Ketiga komponen tersebut adalah:
1. Intimacy
Komponen ini melibatkan perasaan kedekatan (closeness), keterhubungan (connectedness), dan keterikatan (bondedness).
2. Passion
Komponen passion melibatkan perasaan dan keinginan yang mengarah pada ketertarikan fisik, romansa, dan seksual.
3. Commitment/decision
Komponen yang terakhir melibatkan perasaan yang mengarahkan seseorang untuk tetap bersama dan bergerak menuju tujuan yang sama.
Triangular Theory of Love/ Foto: Glamour UK |
Ketiga komponen utama dari Triangular Theory of Love milik Sternberg ini berinteraksi secara sistemik. Kehadiran satu komponen, gabungan dari dua komponen atau lebih dapat menciptakan tujuh macam pengalaman cinta yang berbeda-beda.
Friendship (pertemanan)
Jenis cinta yang satu ini adalah ketika intimacy hadir pada kedua belah pihak namun tidak adanya passion dan komitmen yang menyertai. Rasa cinta dalam pertemanan dapat menjadi akar dari jenis cinta yang lainnya.
Infatuation (cinta gila)
Jenis cinta yang satu ini hanyalah berdasarkan gairah atau passion saja. Biasanya, infatuation dikenali oleh gairah yang tinggi atau ketertarikan secara fisik sehingga mereka tidak memiliki dorongan untuk memperdalam sense of intimacy, apalagi berkomitmen.
Empty love (cinta kosong)
Cinta kosong adalah jenis pengalaman cinta yang ditandai dengan commitment namun tanpa adanya passion dan intimacy. Terkadang, cinta yang kuat dapat berubah secara buruk sehingga menjadi cinta yang kosong. Namun, hal ini pun berlaku juga untuk sebaliknya. Misalnya, pernikahan yang dijodohkan mungkin awalnya kosong, tetapi lama kelamaan berkembang menjadi bentuk cinta yang lain.

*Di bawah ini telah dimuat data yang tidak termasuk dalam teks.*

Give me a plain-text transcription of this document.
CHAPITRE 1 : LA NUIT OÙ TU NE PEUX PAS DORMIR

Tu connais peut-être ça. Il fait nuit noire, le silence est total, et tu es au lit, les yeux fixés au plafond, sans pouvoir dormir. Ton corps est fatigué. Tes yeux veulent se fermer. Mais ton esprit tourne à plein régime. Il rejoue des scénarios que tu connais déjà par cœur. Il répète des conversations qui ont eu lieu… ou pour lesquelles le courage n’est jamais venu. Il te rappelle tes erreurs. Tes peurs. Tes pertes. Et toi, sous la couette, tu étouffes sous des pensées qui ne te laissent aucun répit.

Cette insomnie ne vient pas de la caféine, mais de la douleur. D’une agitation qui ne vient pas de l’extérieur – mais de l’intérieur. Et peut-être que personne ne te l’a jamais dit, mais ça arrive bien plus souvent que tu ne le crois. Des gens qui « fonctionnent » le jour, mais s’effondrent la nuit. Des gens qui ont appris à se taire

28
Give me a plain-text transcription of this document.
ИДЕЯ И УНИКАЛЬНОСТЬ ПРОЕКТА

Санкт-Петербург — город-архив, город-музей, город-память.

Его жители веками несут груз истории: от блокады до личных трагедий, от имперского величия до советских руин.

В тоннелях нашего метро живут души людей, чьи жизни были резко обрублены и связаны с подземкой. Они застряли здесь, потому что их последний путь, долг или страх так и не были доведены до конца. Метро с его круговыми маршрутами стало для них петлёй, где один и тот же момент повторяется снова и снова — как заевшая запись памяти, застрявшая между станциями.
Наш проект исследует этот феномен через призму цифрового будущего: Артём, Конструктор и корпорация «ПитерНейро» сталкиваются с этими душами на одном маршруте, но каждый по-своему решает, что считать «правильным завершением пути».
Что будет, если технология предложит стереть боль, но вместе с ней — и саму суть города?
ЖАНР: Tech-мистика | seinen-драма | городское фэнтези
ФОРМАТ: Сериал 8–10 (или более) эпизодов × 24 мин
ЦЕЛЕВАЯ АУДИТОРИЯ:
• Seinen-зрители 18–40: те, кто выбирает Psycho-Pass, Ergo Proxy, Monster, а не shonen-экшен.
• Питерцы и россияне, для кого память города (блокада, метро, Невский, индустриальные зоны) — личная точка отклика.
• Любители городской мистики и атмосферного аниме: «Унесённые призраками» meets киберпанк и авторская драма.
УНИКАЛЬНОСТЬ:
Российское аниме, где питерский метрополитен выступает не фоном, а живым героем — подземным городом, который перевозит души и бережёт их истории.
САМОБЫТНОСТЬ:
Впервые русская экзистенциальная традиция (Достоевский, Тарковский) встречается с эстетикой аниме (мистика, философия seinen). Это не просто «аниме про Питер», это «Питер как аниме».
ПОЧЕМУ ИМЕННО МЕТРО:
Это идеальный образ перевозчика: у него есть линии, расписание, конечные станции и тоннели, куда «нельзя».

Romantic love (cinta romantis)
Romantic love adalah jenis pengalaman cinta yang merupakan sebuah hasil dari intimacy dan passion. pasangan dalam jenis hubungan ini melakukan percakapan mendalam yang membantu mereka mengetahui detail tentang satu sama lain. Mereka menikmati sexual passion dan affection. Pasangan ini mungkin berada pada titik di mana komitmen jangka panjang atau rencana masa depan masih belum direncanakan.
Companionate love (cinta bersahabat)
Pengalaman cinta jenis ini datang dari komponen intimacy dan commitment. Hubungan ini lebih kuat daripada pertemanan karena adanya komitmen jangka panjang namun minim bahkan tidak adanya sama sekali hasrat seksual. Jenis cinta yang satu ini kerap kali ditemukan pada hubungan pernikahan di mana passion atau gairah sudah tidak membara, namun pasangan tetap menjalani hubungannya dengan kasih sayang dan keterikatan yang kuat.
Fatuous love (cinta palsu)
Dalam jenis cinta ini, commitment dan passion hadir sementara intimacy atau liking tidak ada. Contoh dari fatuous love adalah pernikahan yang terjadi dalam waktu dua minggu setelah pertemuan kedua mempelai, sehingga hubungan ini dimotivasi oleh gairah dan komitmen tanpa pengaruh keintiman yang menstabilkan hubungan dari kedua pihak.
Consummate love (cinta lengkap)
Jenis pengalaman cinta ini adalah jenis cinta yang sempurna, di mana ketiga komponen baik itu intimacy, commitment, dan passion hadir untuk menopang hubungan sebuah pasangan. Consummate love dapat dikatakan sebagai hubungan yang ideal, sehingga mereka tidak dapat melihat diri mereka dengan orang lain dan mereka juga tidak bisa membayangkan dirinya bahagia apabila tanpa pasangannya.
Namun, apakah teori yang diciptakan pada tahun 1986 ini benar-benar dapat menggambarkan atau ditranslasikan ke dalam hubungan kebanyakan pasangan di dunia nyata?
Janet Reibstein, seorang relationship psychologist, Professor Emerita di University of Exeter dan penulis buku Good Relations: Cracking The Code Of How To Get On Better memberikan pandangannya mengenai teori ini pada wawancaranya bersama Glamour UK.
Ia menyetujui fakta bahwa prinsip-prinsip yang terdapat di dalam segitiga tersebut adalah dasar yang bagus untuk membuat hubungan romansa menjadi lebih langgeng. Menurutnya, ketiga komponen utama; intimacy, passion, dan commitment adalah sebuah penanda yang penting untuk hubungan yang sukses.
Meskipun Janet Reibstein mengatakan bahwa teori ini adalah sebuah panduan yang baik dan mumpuni, ia tetap mewanti-wanti untuk tetap mengingat bahwa setiap pasangan memiliki momen pasang surutnya masing-masing. Menjadikan segitiga ini sebagai dasar dari segalanya bahkan menjadi suatu tujuan yang dianggap ideal, maka hubungan justru akan menjadi renggang dan pencapaian ke consummate love menjadi perjalanan yang dipaksakan dan tidak terjadi secara natural.